An SMU student and entrepreneur, Balette runs the Dallas arm of Simply Boiled, a crawfish catering company he franchised after high school.
What started as a backyard hobby in 2015 grew into a full-fledged business that now caters events in Dallas, Houston and most recently, Austin.
“I grew up boiling crawfish with my family in Baton Rouge,” Balette said. “So being able to do something I love for work—that’s a dream.”
But the dream didn’t take off overnight. Balette struggled in his first year trying to find his footing in the Dallas market.
It wasn’t until he shifted his marketing approach that Simply Boiled began to gain traction.
“We had to rethink how we were presenting ourselves,” Balette said. “Once we figured that out, things really started to click.”
Simply Boiled sets itself apart by offering on-site crawfish boils, replicating the authentic, communal experience of a Louisiana backyard party.
The company also offers beignets and Louisiana-style snowballs, making it more than just a crawfish operation.
Still, at the center of it all is the culture.
“The secret to a perfect boil is the environment,” Balette said. “Good food, good music and sitting around with friends and family. That’s what we try to recreate every time.”
Despite eating crawfish nearly every weekend, Balette still enjoys it.
“It doesn’t get old,” he said. “This is something I care about.”
Balette said his company sets itself apart by offering mobile crawfish boils across Texas.
“We’re one of the only crawfish catering companies in the DFW area,” Balette said. “We bring the boil to you—your home, your neighborhood, even corporate events.”
Former customer Morgan McGeorge vouched for the flavor and authenticity.
“It was very good,” McGeorge said. “Spicy, well-cooked and impressive considering Jacques is balancing school at the same time.”
Balette juggles a full college course load with weekends packed full of boils.
During the week, he handles logistics, including emails, invoicing and scheduling. On weekends, he hauls crawfish from Mesquite and sets up at parties across Dallas.

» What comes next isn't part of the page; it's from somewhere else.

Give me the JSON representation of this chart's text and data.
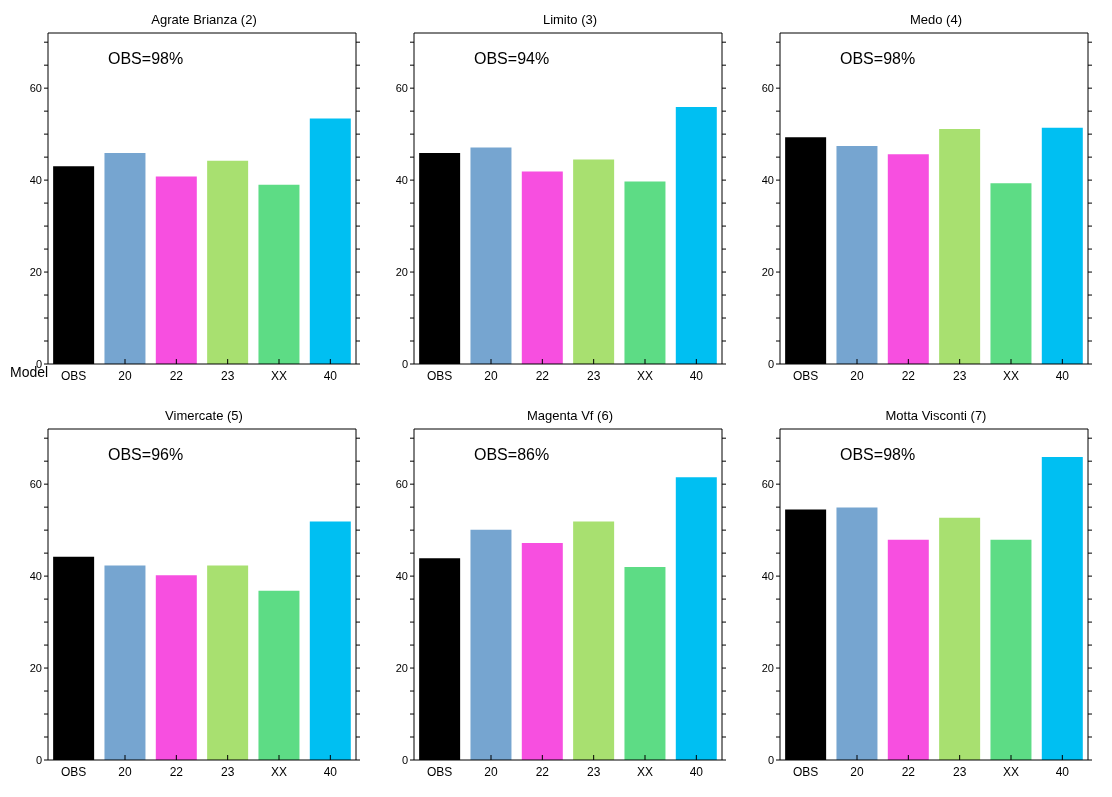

“It’s all about preparing ahead,” Balette said. “If I know I’ve got a boil Saturday, I carve out time during the week to get everything ready.”
His team includes two close friends, Jacob Bruser and Hank Johnson, with others pitching in as needed.
While Balette welcomes extra hands, he admits the hardest part is managing finances.
“Boiling crawfish isn’t cheap,” Balette said. “As a student, money isn’t always there, so you have to be careful with every expense.”
Balette is eager to expand Simply Boiled and said he’d love to buy a trailer, storage units, and more boiling equipment. All investments that would streamline operations and support expansion.
And expansion is already happening: Simply Boiled recently launched in Austin and continues to grow in Houston.